I wouldn't do it manually. There are mappings files for Unicode:
  http://unicode.org/Public/MAPPINGS/
In project I am using these mappings together with a perl script
to generate the .def files.

> > * String escaping, provided by \pdfescapestring.
> > * Name escaping, provided by \pdfescapename.
> > * Hex strings, provided by \pdfescapehex.
> 
> I've coded all three already, based on one of your previous mails to
> LaTeX-L (when, two years ago, Joseph had mentionned strings here).

Good.

> > The latter is also useful for other contexts, e.g. for protecting
> > arbitrary string data in auxiliary files.
> 
> It is definitely a safe way of storing data, but is it the most
> efficient?

Of course not, size is 2N.
* All safe characters could be used, then the size decreases
  (e.g. ASCII85, ...). But the problem is to find safe characters.
  In especially this set might change.
* Some kind of compression could be applied.

Using hex strings is just simple, fast and easy to implement.

> Decoding it requires setting the lccode of ^^@ to the
> number found, then \lowercase{\edef\result{\result^^@}} for every
> character, quadratic in the length of the string.

It could be made even expandable in linear time
with a large lookup table (256).

And there is engine support (\pdfunescapehex).

> A safe format where
> more characters are as is seems possibly faster? Also, this doesn't
> allow storage of Unicode data (unless we use an UTF, but the overhead
> of decoding the UTF may be large). Do you think we could devise a more
> efficient method?

I think that depends on the Unicode support of the engine.

> Are there cases where many ^^@ (byte 0) must be output in a row?

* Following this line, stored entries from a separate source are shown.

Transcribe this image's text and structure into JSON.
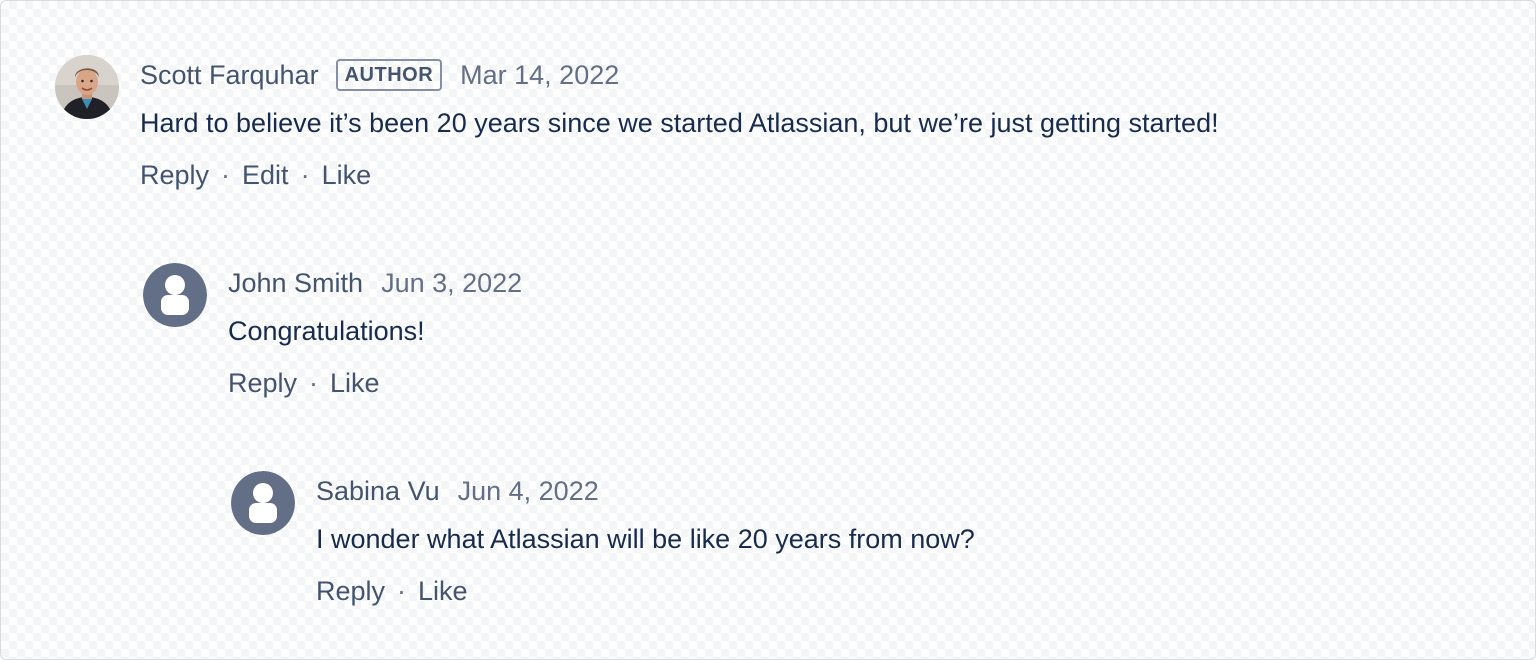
{
  "comments": [
    {
      "author": "Scott Farquhar",
      "badge": "AUTHOR",
      "date": "Mar 14, 2022",
      "text": "Hard to believe it’s been 20 years since we started Atlassian, but we’re just getting started!",
      "actions": [
        "Reply",
        "Edit",
        "Like"
      ],
      "avatar_icon": "user-photo-avatar"
    },
    {
      "author": "John Smith",
      "date": "Jun 3, 2022",
      "text": "Congratulations!",
      "actions": [
        "Reply",
        "Like"
      ],
      "avatar_icon": "person-placeholder-icon"
    },
    {
      "author": "Sabina Vu",
      "date": "Jun 4, 2022",
      "text": "I wonder what Atlassian will be like 20 years from now?",
      "actions": [
        "Reply",
        "Like"
      ],
      "avatar_icon": "person-placeholder-icon"
    }
  ],
  "separator": "·",
  "colors": {
    "placeholder_avatar": "#626f86",
    "author_text": "#44546f",
    "body_text": "#172b4d",
    "badge_border": "#8590a2"
  }
}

If
> not, we can lowercase characters other than ^^@ to produce the
> relevant bytes, for instance
> 
> \lccode0=... \lccode1=... [...] \lccode255=...
> \lowercase{\edef\result{\result^^@^^A...^^?}}
> 
> The most efficient decoding method depends on how long the string is.
> What is the typical length of strings that we should optimize for?

Very short (e.g. label/anchor names, ...) up to very huge (e.g. object
stream data of images, ...).

Yours sincerely
  Heiko Oberdiek